ABS 067: Exploring Sex-Specific Mechanisms of Sepsis on Alzheimer’s Disease-Related Changes

Victoria Zhang ¹ ² , Mohd Tayyab ² , Vijayasree V Giridharan ² , Rodrigo Morales ³ ⁴ , Tatiana Barichello ² ⁵

¹ Rice University, Houston, TX, USA
² Department of Psychiatry and Behavioral Sciences, McGovern Medical School, The University of Texas Health Science Center at Houston, Houston, TX, USA.
³ Laboratory of Experimental Neurology, Graduate Program in Health Sciences, University of Southern Santa Catarina (UNESC), Criciuma, SC, Brazil.
⁴ Department of Neurology, McGovern Medical School, The University of Texas Health Science Center at Houston (UTHealth), Houston, TX, USA.
⁵ Centro Integrativo de Biología y Química Aplicada (CIBQA), Universidad Bernardo O'Higgins, Santiago, Chile.

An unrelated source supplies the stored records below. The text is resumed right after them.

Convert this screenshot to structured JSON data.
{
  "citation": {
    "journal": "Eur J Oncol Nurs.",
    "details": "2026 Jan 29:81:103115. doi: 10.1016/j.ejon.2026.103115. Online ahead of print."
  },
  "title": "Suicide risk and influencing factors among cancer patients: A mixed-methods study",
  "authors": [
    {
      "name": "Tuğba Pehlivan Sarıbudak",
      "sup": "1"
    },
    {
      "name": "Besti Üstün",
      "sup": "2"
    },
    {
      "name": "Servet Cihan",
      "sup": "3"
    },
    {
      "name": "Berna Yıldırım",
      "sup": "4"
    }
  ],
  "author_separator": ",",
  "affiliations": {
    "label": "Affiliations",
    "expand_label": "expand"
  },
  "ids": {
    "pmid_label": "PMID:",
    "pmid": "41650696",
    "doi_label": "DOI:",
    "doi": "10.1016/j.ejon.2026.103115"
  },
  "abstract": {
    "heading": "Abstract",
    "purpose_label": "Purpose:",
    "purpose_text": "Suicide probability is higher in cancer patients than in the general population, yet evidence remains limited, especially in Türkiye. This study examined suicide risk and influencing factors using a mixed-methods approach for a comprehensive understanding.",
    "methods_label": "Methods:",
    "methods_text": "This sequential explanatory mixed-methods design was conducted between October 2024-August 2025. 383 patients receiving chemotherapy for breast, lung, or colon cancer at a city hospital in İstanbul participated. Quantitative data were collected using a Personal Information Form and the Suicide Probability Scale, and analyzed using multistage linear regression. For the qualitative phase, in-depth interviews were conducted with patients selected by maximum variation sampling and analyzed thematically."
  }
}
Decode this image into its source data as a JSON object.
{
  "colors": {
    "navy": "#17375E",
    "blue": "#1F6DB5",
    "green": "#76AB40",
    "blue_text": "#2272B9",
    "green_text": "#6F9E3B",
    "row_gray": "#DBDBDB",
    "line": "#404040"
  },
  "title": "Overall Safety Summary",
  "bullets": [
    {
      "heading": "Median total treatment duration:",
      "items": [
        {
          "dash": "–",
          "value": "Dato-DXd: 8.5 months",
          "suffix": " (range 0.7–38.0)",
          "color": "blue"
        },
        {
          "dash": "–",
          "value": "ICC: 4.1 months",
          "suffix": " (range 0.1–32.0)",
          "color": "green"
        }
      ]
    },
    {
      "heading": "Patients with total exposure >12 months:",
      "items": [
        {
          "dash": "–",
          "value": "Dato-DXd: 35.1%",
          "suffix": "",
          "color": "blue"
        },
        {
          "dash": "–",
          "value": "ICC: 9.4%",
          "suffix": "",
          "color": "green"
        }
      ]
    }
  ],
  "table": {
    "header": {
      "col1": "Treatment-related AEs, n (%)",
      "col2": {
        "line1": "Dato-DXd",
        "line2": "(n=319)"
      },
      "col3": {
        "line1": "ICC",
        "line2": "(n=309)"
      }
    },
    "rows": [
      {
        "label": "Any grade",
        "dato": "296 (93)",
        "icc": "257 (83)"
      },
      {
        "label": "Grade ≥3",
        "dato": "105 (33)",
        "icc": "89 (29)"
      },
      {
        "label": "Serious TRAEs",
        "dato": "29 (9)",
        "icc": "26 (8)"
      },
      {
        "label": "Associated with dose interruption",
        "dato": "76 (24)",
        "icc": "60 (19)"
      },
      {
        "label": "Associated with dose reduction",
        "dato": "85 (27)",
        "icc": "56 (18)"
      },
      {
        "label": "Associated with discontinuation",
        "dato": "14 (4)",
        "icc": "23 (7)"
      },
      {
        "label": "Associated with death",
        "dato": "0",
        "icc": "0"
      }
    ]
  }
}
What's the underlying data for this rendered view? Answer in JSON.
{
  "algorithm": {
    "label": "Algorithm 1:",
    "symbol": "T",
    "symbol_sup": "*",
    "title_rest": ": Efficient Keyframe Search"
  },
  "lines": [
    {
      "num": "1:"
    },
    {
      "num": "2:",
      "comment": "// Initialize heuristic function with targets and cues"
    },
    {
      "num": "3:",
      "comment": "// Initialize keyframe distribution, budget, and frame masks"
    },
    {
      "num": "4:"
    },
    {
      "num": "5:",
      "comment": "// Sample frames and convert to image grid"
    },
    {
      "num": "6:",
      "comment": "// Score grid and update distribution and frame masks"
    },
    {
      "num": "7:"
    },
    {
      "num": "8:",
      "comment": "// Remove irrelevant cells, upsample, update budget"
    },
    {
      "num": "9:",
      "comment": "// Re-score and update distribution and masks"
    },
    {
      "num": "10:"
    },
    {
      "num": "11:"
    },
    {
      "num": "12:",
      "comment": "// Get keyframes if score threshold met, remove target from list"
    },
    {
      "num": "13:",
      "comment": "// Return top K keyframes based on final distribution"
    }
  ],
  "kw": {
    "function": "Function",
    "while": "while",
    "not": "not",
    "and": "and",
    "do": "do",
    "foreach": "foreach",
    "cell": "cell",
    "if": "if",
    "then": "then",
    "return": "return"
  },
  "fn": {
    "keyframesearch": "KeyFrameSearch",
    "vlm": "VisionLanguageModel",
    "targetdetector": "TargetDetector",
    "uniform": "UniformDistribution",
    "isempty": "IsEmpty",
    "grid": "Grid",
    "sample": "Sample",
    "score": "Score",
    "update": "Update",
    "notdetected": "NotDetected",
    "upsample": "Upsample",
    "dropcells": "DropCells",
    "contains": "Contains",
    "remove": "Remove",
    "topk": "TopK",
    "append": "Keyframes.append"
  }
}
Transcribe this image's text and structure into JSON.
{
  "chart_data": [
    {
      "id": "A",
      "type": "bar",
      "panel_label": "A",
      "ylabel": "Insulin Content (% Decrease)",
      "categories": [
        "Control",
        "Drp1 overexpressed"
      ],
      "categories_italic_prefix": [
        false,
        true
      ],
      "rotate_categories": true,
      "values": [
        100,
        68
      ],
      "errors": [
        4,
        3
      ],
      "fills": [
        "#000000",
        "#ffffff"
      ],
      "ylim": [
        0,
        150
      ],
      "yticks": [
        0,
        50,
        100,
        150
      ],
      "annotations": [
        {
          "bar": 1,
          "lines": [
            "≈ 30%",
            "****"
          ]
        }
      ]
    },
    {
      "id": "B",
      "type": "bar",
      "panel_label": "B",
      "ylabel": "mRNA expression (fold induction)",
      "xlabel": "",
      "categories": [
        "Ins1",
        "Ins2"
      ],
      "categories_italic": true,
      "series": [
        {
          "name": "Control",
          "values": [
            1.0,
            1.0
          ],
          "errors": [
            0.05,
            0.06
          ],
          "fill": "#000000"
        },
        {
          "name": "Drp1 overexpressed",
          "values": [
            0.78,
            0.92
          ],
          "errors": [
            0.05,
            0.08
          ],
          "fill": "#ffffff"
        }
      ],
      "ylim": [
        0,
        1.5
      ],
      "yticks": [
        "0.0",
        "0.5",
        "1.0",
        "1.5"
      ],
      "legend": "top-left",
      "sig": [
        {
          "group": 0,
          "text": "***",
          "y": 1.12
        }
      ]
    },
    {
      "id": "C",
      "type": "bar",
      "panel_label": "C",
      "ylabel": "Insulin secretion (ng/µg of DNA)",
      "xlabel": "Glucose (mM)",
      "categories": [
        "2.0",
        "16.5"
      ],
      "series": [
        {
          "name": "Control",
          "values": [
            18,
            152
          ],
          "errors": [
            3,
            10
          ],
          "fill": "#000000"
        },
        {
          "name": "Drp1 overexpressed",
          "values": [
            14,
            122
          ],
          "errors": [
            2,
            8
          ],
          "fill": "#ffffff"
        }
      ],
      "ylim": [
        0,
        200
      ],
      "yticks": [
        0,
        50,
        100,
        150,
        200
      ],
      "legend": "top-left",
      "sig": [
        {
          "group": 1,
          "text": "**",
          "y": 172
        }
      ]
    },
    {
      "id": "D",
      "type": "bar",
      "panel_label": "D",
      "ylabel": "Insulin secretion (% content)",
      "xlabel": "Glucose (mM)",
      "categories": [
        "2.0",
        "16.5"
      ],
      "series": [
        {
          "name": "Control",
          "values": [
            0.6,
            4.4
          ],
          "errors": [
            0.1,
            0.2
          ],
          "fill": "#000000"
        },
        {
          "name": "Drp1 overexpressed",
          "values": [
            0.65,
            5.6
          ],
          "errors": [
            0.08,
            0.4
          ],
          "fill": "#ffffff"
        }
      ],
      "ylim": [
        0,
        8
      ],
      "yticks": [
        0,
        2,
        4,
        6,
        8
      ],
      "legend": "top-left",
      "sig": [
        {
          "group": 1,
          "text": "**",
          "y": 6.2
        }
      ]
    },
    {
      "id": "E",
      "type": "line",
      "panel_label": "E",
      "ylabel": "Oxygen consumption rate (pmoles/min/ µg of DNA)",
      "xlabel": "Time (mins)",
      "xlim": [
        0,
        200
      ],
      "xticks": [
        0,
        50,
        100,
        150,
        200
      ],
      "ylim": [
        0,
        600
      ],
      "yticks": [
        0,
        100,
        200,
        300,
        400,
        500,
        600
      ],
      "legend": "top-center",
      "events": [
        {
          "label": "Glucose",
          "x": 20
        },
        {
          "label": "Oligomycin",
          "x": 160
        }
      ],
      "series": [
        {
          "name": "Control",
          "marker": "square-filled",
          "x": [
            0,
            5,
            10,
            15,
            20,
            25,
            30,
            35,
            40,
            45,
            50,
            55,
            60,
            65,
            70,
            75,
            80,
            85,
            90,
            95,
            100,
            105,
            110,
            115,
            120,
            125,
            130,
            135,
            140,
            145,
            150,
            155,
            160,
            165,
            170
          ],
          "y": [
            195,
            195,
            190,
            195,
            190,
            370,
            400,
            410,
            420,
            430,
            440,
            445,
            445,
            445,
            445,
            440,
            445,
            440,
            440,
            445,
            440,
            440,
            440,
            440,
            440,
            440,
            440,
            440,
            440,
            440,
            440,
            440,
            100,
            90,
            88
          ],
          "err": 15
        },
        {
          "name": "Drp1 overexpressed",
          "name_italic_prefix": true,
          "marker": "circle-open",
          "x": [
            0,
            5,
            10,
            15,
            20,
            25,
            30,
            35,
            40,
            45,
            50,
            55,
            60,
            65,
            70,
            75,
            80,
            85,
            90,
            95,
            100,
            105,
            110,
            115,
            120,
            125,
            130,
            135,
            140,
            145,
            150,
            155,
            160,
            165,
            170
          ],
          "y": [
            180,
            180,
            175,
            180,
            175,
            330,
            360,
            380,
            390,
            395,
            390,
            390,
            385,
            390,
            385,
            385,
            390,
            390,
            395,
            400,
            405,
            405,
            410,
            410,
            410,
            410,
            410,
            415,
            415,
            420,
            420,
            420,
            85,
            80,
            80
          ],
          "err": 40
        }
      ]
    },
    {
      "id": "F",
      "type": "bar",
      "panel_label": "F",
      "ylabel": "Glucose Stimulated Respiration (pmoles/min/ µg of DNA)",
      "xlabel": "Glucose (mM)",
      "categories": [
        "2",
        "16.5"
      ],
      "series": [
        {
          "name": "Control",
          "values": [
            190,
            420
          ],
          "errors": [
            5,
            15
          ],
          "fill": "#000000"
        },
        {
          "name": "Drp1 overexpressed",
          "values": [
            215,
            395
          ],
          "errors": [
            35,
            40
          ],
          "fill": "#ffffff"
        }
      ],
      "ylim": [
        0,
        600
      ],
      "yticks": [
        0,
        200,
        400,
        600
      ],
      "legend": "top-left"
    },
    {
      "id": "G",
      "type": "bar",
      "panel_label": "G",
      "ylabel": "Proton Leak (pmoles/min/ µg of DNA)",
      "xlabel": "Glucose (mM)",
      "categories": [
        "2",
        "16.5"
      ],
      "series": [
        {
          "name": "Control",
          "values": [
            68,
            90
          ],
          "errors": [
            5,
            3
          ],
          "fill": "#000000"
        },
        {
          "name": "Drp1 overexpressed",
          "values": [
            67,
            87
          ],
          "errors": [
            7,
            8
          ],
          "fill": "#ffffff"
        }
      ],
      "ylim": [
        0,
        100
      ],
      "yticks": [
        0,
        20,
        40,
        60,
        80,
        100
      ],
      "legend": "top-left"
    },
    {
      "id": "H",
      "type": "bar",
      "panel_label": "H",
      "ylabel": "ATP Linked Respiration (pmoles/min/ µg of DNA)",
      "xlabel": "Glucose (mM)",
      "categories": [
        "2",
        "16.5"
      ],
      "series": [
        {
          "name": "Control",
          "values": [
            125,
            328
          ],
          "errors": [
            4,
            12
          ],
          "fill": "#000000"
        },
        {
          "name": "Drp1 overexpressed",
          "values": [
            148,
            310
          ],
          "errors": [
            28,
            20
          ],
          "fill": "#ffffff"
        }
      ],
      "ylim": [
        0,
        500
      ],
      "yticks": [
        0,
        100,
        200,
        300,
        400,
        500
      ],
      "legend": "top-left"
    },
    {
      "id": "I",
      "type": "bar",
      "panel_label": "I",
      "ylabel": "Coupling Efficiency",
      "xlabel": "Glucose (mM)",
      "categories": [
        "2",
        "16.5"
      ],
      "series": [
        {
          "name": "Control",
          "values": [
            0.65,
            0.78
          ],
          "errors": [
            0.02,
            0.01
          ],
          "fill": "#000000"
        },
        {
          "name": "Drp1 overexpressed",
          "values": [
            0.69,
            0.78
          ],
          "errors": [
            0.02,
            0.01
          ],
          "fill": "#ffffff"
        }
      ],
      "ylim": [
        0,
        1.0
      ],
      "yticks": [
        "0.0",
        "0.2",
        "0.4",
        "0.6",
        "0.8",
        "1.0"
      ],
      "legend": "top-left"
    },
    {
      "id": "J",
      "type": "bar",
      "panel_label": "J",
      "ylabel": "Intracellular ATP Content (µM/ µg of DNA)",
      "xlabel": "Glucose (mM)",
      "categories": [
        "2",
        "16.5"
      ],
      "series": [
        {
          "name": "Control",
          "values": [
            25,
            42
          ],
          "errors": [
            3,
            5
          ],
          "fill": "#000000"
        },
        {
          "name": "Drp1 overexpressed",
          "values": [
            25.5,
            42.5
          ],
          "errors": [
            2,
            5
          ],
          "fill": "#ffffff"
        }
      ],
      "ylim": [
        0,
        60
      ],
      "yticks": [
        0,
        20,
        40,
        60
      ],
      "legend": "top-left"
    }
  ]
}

Van Wickle (2025) Volume 1, ABS 067

Introduction: Clinical studies reveal a link between infections and the progression of cognitive decline (Kao, 2015). However, the mechanisms through which peripheral inflammation drives cognitive decline and worsens Alzheimer’s disease (AD) remain unclear. Unraveling these pathways will enhance our understanding of disease progression and support the development of novel therapeutic strategies.
Sepsis is a life-threatening infection that can leave its survivors with long-term cognitive impairments and increases the brain’s vulnerability to neurodegeneration (Prescott, 2018). We hypothesize that systemic inflammation induced by sepsis facilitates amyloidosis in the brain and triggers pathological cascades associated with AD. This study explores the connection between sepsis, meningitis, and AD pathology using APP/PS1 transgenic mice. 50-day-old APP/PS1 mice either underwent a cecal ligation and puncture surgery (CLP) to induce peripheral infection or sham surgery. After, the brain was isolated to evaluate astrocyte density in the prefrontal cortex (PFC) and hippocampus. Immunofluorescence analysis revealed increased GFAP-positive astrocyte density in the PFC of sepsis-infected mice, suggesting glial reactivity after infection and sex-differences in this mode of AD pathogenesis. Our data suggests that sepsis-induced peripheral infection increases astrocyte density potentially through a hierarchical, sex-based mechanism.

Methods: Amyloid-β precursor protein/presenilin1 (APP/PS1) mice were obtained from Jackson Laboratory (Bar Harbor, ME, USA), containing the Swedish double mutation and presenilin-1 with the delta-E9 mutation and therefore overexpress the human Aβ precursor protein (APP). 50-day-old male (n = 6) and female (n = 4) APP/PS1 mice either underwent a cecal ligation and puncture surgery (CLP) to induce systemic infection or sham surgery. Mice were housed in facilities with controlled room temperature (25ºC), humidity (50-60%), and light/dark cycles, and were given a standard food and water diet. After, the brain was isolated to evaluate the astrocyte density in the prefrontal cortex (PFC) and hippocampus using immunofluorescence.

Results: Results identified polymicrobial sepsis to increase the density of GFAP-positive astrocytes in the PFC of male and female mice, particularly through a sex-based mechanism. Immunofluorescence analysis revealed no significant changes in astrocyte density in the hippocampus of male mice (p-value = 0.673). On the other hand, increased GFAP-positive astrocyte density was detected in the male PFC (p-value < 0.05). Similar results were observed in the female hippocampus (non-significant) and PFC (p-value < 0.05). Comparative analysis between male and female APP/PS1 mice revealed that male mice express significantly greater expression of GFAP-positive astrocytes in the hippocampus, while female mice express significantly greater expression in the PFC.

Discussion: Our findings suggest that sepsis-induced peripheral infections exacerbate AD pathology by increasing the presence of GFAP-positive astrocytes. Increased astrocyte density was only observed in the PFC; this discrepancy coincides with the early stages of amyloid pathology expression, moving hierarchically from the neocortex down towards the cerebellum over time. Essentially, this makes it plausible for greater astrocyte density to be present in one region but not another. These results pave the way for future research on sex-based mechanisms of AD pathogenesis, with implications on sex-specific therapeutics to prevent AD and cognitive decline.